Freedom-of-thoughtPhotos of conference attendees taken on the shores of Greenland in June 2014

 Colleagues and business partners react in all sorts of ways to Volkov’s obsession. Some become curious while others poke fun. With a chuckle, Volkov tells me the story of a guy he knows, the owner of a large tourist agency, to whom he once gave his book about Dennett. The man sincerely thanked him, calling it “the perfect sleeping aid” and further suggesting “after two lines I’ll fall right to sleep.” Later as a gift for the New Year he gave him Kant’s Critique of Pure Reason.

“This will work even better,” he laughs.

The majority of his friends consider his attraction to philosophy to simply be an expensive hobby, just like flying in helicopters (which Volkov does professionally, having received his license) and heli-skiing.

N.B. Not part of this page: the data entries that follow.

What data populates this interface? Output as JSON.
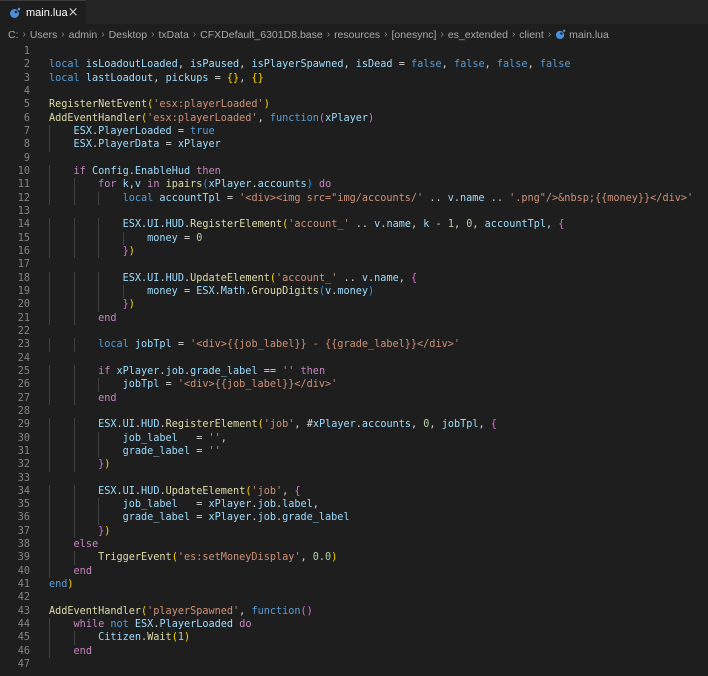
{
  "tab": {
    "label": "main.lua",
    "close": "×"
  },
  "breadcrumb": [
    "C:",
    "Users",
    "admin",
    "Desktop",
    "txData",
    "CFXDefault_6301D8.base",
    "resources",
    "[onesync]",
    "es_extended",
    "client",
    "main.lua"
  ],
  "colors": {
    "editor_bg": "#1e1e1e",
    "keyword": "#569cd6",
    "control": "#c586c0",
    "function": "#dcdcaa",
    "string": "#ce9178",
    "variable": "#9cdcfe",
    "number": "#b5cea8"
  },
  "lines": [
    [],
    [
      [
        "kw",
        "local "
      ],
      [
        "var",
        "isLoadoutLoaded"
      ],
      [
        "op",
        ", "
      ],
      [
        "var",
        "isPaused"
      ],
      [
        "op",
        ", "
      ],
      [
        "var",
        "isPlayerSpawned"
      ],
      [
        "op",
        ", "
      ],
      [
        "var",
        "isDead"
      ],
      [
        "op",
        " = "
      ],
      [
        "kw",
        "false"
      ],
      [
        "op",
        ", "
      ],
      [
        "kw",
        "false"
      ],
      [
        "op",
        ", "
      ],
      [
        "kw",
        "false"
      ],
      [
        "op",
        ", "
      ],
      [
        "kw",
        "false"
      ]
    ],
    [
      [
        "kw",
        "local "
      ],
      [
        "var",
        "lastLoadout"
      ],
      [
        "op",
        ", "
      ],
      [
        "var",
        "pickups"
      ],
      [
        "op",
        " = "
      ],
      [
        "brk1",
        "{}"
      ],
      [
        "op",
        ", "
      ],
      [
        "brk1",
        "{}"
      ]
    ],
    [],
    [
      [
        "fn",
        "RegisterNetEvent"
      ],
      [
        "brk1",
        "("
      ],
      [
        "str",
        "'esx:playerLoaded'"
      ],
      [
        "brk1",
        ")"
      ]
    ],
    [
      [
        "fn",
        "AddEventHandler"
      ],
      [
        "brk1",
        "("
      ],
      [
        "str",
        "'esx:playerLoaded'"
      ],
      [
        "op",
        ", "
      ],
      [
        "kw",
        "function"
      ],
      [
        "brk2",
        "("
      ],
      [
        "var",
        "xPlayer"
      ],
      [
        "brk2",
        ")"
      ]
    ],
    [
      [
        "op",
        "    "
      ],
      [
        "var",
        "ESX"
      ],
      [
        "op",
        "."
      ],
      [
        "var",
        "PlayerLoaded"
      ],
      [
        "op",
        " = "
      ],
      [
        "kw",
        "true"
      ]
    ],
    [
      [
        "op",
        "    "
      ],
      [
        "var",
        "ESX"
      ],
      [
        "op",
        "."
      ],
      [
        "var",
        "PlayerData"
      ],
      [
        "op",
        " = "
      ],
      [
        "var",
        "xPlayer"
      ]
    ],
    [],
    [
      [
        "op",
        "    "
      ],
      [
        "ctl",
        "if "
      ],
      [
        "var",
        "Config"
      ],
      [
        "op",
        "."
      ],
      [
        "var",
        "EnableHud"
      ],
      [
        "ctl",
        " then"
      ]
    ],
    [
      [
        "op",
        "        "
      ],
      [
        "ctl",
        "for "
      ],
      [
        "var",
        "k"
      ],
      [
        "op",
        ","
      ],
      [
        "var",
        "v"
      ],
      [
        "ctl",
        " in "
      ],
      [
        "fn",
        "ipairs"
      ],
      [
        "brk3",
        "("
      ],
      [
        "var",
        "xPlayer"
      ],
      [
        "op",
        "."
      ],
      [
        "var",
        "accounts"
      ],
      [
        "brk3",
        ")"
      ],
      [
        "ctl",
        " do"
      ]
    ],
    [
      [
        "op",
        "            "
      ],
      [
        "kw",
        "local "
      ],
      [
        "var",
        "accountTpl"
      ],
      [
        "op",
        " = "
      ],
      [
        "str",
        "'<div><img src=\"img/accounts/'"
      ],
      [
        "op",
        " .. "
      ],
      [
        "var",
        "v"
      ],
      [
        "op",
        "."
      ],
      [
        "var",
        "name"
      ],
      [
        "op",
        " .. "
      ],
      [
        "str",
        "'.png\"/>&nbsp;{{money}}</div>'"
      ]
    ],
    [],
    [
      [
        "op",
        "            "
      ],
      [
        "var",
        "ESX"
      ],
      [
        "op",
        "."
      ],
      [
        "var",
        "UI"
      ],
      [
        "op",
        "."
      ],
      [
        "var",
        "HUD"
      ],
      [
        "op",
        "."
      ],
      [
        "fn",
        "RegisterElement"
      ],
      [
        "brk1",
        "("
      ],
      [
        "str",
        "'account_'"
      ],
      [
        "op",
        " .. "
      ],
      [
        "var",
        "v"
      ],
      [
        "op",
        "."
      ],
      [
        "var",
        "name"
      ],
      [
        "op",
        ", "
      ],
      [
        "var",
        "k"
      ],
      [
        "op",
        " - "
      ],
      [
        "num",
        "1"
      ],
      [
        "op",
        ", "
      ],
      [
        "num",
        "0"
      ],
      [
        "op",
        ", "
      ],
      [
        "var",
        "accountTpl"
      ],
      [
        "op",
        ", "
      ],
      [
        "brk2",
        "{"
      ]
    ],
    [
      [
        "op",
        "                "
      ],
      [
        "var",
        "money"
      ],
      [
        "op",
        " = "
      ],
      [
        "num",
        "0"
      ]
    ],
    [
      [
        "op",
        "            "
      ],
      [
        "brk2",
        "}"
      ],
      [
        "brk1",
        ")"
      ]
    ],
    [],
    [
      [
        "op",
        "            "
      ],
      [
        "var",
        "ESX"
      ],
      [
        "op",
        "."
      ],
      [
        "var",
        "UI"
      ],
      [
        "op",
        "."
      ],
      [
        "var",
        "HUD"
      ],
      [
        "op",
        "."
      ],
      [
        "fn",
        "UpdateElement"
      ],
      [
        "brk1",
        "("
      ],
      [
        "str",
        "'account_'"
      ],
      [
        "op",
        " .. "
      ],
      [
        "var",
        "v"
      ],
      [
        "op",
        "."
      ],
      [
        "var",
        "name"
      ],
      [
        "op",
        ", "
      ],
      [
        "brk2",
        "{"
      ]
    ],
    [
      [
        "op",
        "                "
      ],
      [
        "var",
        "money"
      ],
      [
        "op",
        " = "
      ],
      [
        "var",
        "ESX"
      ],
      [
        "op",
        "."
      ],
      [
        "var",
        "Math"
      ],
      [
        "op",
        "."
      ],
      [
        "fn",
        "GroupDigits"
      ],
      [
        "brk3",
        "("
      ],
      [
        "var",
        "v"
      ],
      [
        "op",
        "."
      ],
      [
        "var",
        "money"
      ],
      [
        "brk3",
        ")"
      ]
    ],
    [
      [
        "op",
        "            "
      ],
      [
        "brk2",
        "}"
      ],
      [
        "brk1",
        ")"
      ]
    ],
    [
      [
        "op",
        "        "
      ],
      [
        "ctl",
        "end"
      ]
    ],
    [],
    [
      [
        "op",
        "        "
      ],
      [
        "kw",
        "local "
      ],
      [
        "var",
        "jobTpl"
      ],
      [
        "op",
        " = "
      ],
      [
        "str",
        "'<div>{{job_label}} - {{grade_label}}</div>'"
      ]
    ],
    [],
    [
      [
        "op",
        "        "
      ],
      [
        "ctl",
        "if "
      ],
      [
        "var",
        "xPlayer"
      ],
      [
        "op",
        "."
      ],
      [
        "var",
        "job"
      ],
      [
        "op",
        "."
      ],
      [
        "var",
        "grade_label"
      ],
      [
        "op",
        " == "
      ],
      [
        "str",
        "''"
      ],
      [
        "ctl",
        " then"
      ]
    ],
    [
      [
        "op",
        "            "
      ],
      [
        "var",
        "jobTpl"
      ],
      [
        "op",
        " = "
      ],
      [
        "str",
        "'<div>{{job_label}}</div>'"
      ]
    ],
    [
      [
        "op",
        "        "
      ],
      [
        "ctl",
        "end"
      ]
    ],
    [],
    [
      [
        "op",
        "        "
      ],
      [
        "var",
        "ESX"
      ],
      [
        "op",
        "."
      ],
      [
        "var",
        "UI"
      ],
      [
        "op",
        "."
      ],
      [
        "var",
        "HUD"
      ],
      [
        "op",
        "."
      ],
      [
        "fn",
        "RegisterElement"
      ],
      [
        "brk1",
        "("
      ],
      [
        "str",
        "'job'"
      ],
      [
        "op",
        ", "
      ],
      [
        "op",
        "#"
      ],
      [
        "var",
        "xPlayer"
      ],
      [
        "op",
        "."
      ],
      [
        "var",
        "accounts"
      ],
      [
        "op",
        ", "
      ],
      [
        "num",
        "0"
      ],
      [
        "op",
        ", "
      ],
      [
        "var",
        "jobTpl"
      ],
      [
        "op",
        ", "
      ],
      [
        "brk2",
        "{"
      ]
    ],
    [
      [
        "op",
        "            "
      ],
      [
        "var",
        "job_label"
      ],
      [
        "op",
        "   = "
      ],
      [
        "str",
        "''"
      ],
      [
        "op",
        ","
      ]
    ],
    [
      [
        "op",
        "            "
      ],
      [
        "var",
        "grade_label"
      ],
      [
        "op",
        " = "
      ],
      [
        "str",
        "''"
      ]
    ],
    [
      [
        "op",
        "        "
      ],
      [
        "brk2",
        "}"
      ],
      [
        "brk1",
        ")"
      ]
    ],
    [],
    [
      [
        "op",
        "        "
      ],
      [
        "var",
        "ESX"
      ],
      [
        "op",
        "."
      ],
      [
        "var",
        "UI"
      ],
      [
        "op",
        "."
      ],
      [
        "var",
        "HUD"
      ],
      [
        "op",
        "."
      ],
      [
        "fn",
        "UpdateElement"
      ],
      [
        "brk1",
        "("
      ],
      [
        "str",
        "'job'"
      ],
      [
        "op",
        ", "
      ],
      [
        "brk2",
        "{"
      ]
    ],
    [
      [
        "op",
        "            "
      ],
      [
        "var",
        "job_label"
      ],
      [
        "op",
        "   = "
      ],
      [
        "var",
        "xPlayer"
      ],
      [
        "op",
        "."
      ],
      [
        "var",
        "job"
      ],
      [
        "op",
        "."
      ],
      [
        "var",
        "label"
      ],
      [
        "op",
        ","
      ]
    ],
    [
      [
        "op",
        "            "
      ],
      [
        "var",
        "grade_label"
      ],
      [
        "op",
        " = "
      ],
      [
        "var",
        "xPlayer"
      ],
      [
        "op",
        "."
      ],
      [
        "var",
        "job"
      ],
      [
        "op",
        "."
      ],
      [
        "var",
        "grade_label"
      ]
    ],
    [
      [
        "op",
        "        "
      ],
      [
        "brk2",
        "}"
      ],
      [
        "brk1",
        ")"
      ]
    ],
    [
      [
        "op",
        "    "
      ],
      [
        "ctl",
        "else"
      ]
    ],
    [
      [
        "op",
        "        "
      ],
      [
        "fn",
        "TriggerEvent"
      ],
      [
        "brk1",
        "("
      ],
      [
        "str",
        "'es:setMoneyDisplay'"
      ],
      [
        "op",
        ", "
      ],
      [
        "num",
        "0.0"
      ],
      [
        "brk1",
        ")"
      ]
    ],
    [
      [
        "op",
        "    "
      ],
      [
        "ctl",
        "end"
      ]
    ],
    [
      [
        "kw",
        "end"
      ],
      [
        "brk1",
        ")"
      ]
    ],
    [],
    [
      [
        "fn",
        "AddEventHandler"
      ],
      [
        "brk1",
        "("
      ],
      [
        "str",
        "'playerSpawned'"
      ],
      [
        "op",
        ", "
      ],
      [
        "kw",
        "function"
      ],
      [
        "brk2",
        "()"
      ]
    ],
    [
      [
        "op",
        "    "
      ],
      [
        "ctl",
        "while "
      ],
      [
        "kw",
        "not "
      ],
      [
        "var",
        "ESX"
      ],
      [
        "op",
        "."
      ],
      [
        "var",
        "PlayerLoaded"
      ],
      [
        "ctl",
        " do"
      ]
    ],
    [
      [
        "op",
        "        "
      ],
      [
        "var",
        "Citizen"
      ],
      [
        "op",
        "."
      ],
      [
        "fn",
        "Wait"
      ],
      [
        "brk1",
        "("
      ],
      [
        "num",
        "1"
      ],
      [
        "brk1",
        ")"
      ]
    ],
    [
      [
        "op",
        "    "
      ],
      [
        "ctl",
        "end"
      ]
    ],
    []
  ]
}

“It’s really an extremely expensive hobby,” agrees the businessman. “Because I’m investing

what’s most valuable—my own time. Working on the doctoral dissertation and on books demands my personal attention. I can’t delegate it to anyone.”

Volkov allots about 30% of his working schedule to philosophical pursuits. Every holiday and weekend is booked until the end of the year, all having been dedicated to his doctoral dissertation.

Volkov is co-funding the work of The Center for Consciousness Research and his projects. Just for the trip to Greenland he had to fork out almost $250 000, paying flights for all participants, and for the expedition itself. The renowned philosophers took no payment for participating, although the compensation for their public appearances is usually counted in the thousands of dollars.

Volkov is ready to spend money on scientific endeavors. “I want to further the creation of a philosophical society in Russia,” says Volkov. “A society of philosophers who could work together, socialize, explore creativity, read books, and make criticisms. It was for this reason The Center was created.” He is sure that the most interesting thing about modern philosophy is the possibility of dialogue in real time. Obviously “you can’t debate with Plato or Kant anymore.”

Besides that, scientific pursuits also allow the businessman a better opportunity to understand the meaning of life. “It’s got to make sense,” says Volkov. “I don’t want to have lived my whole life without having understood just what kind of world I was in.”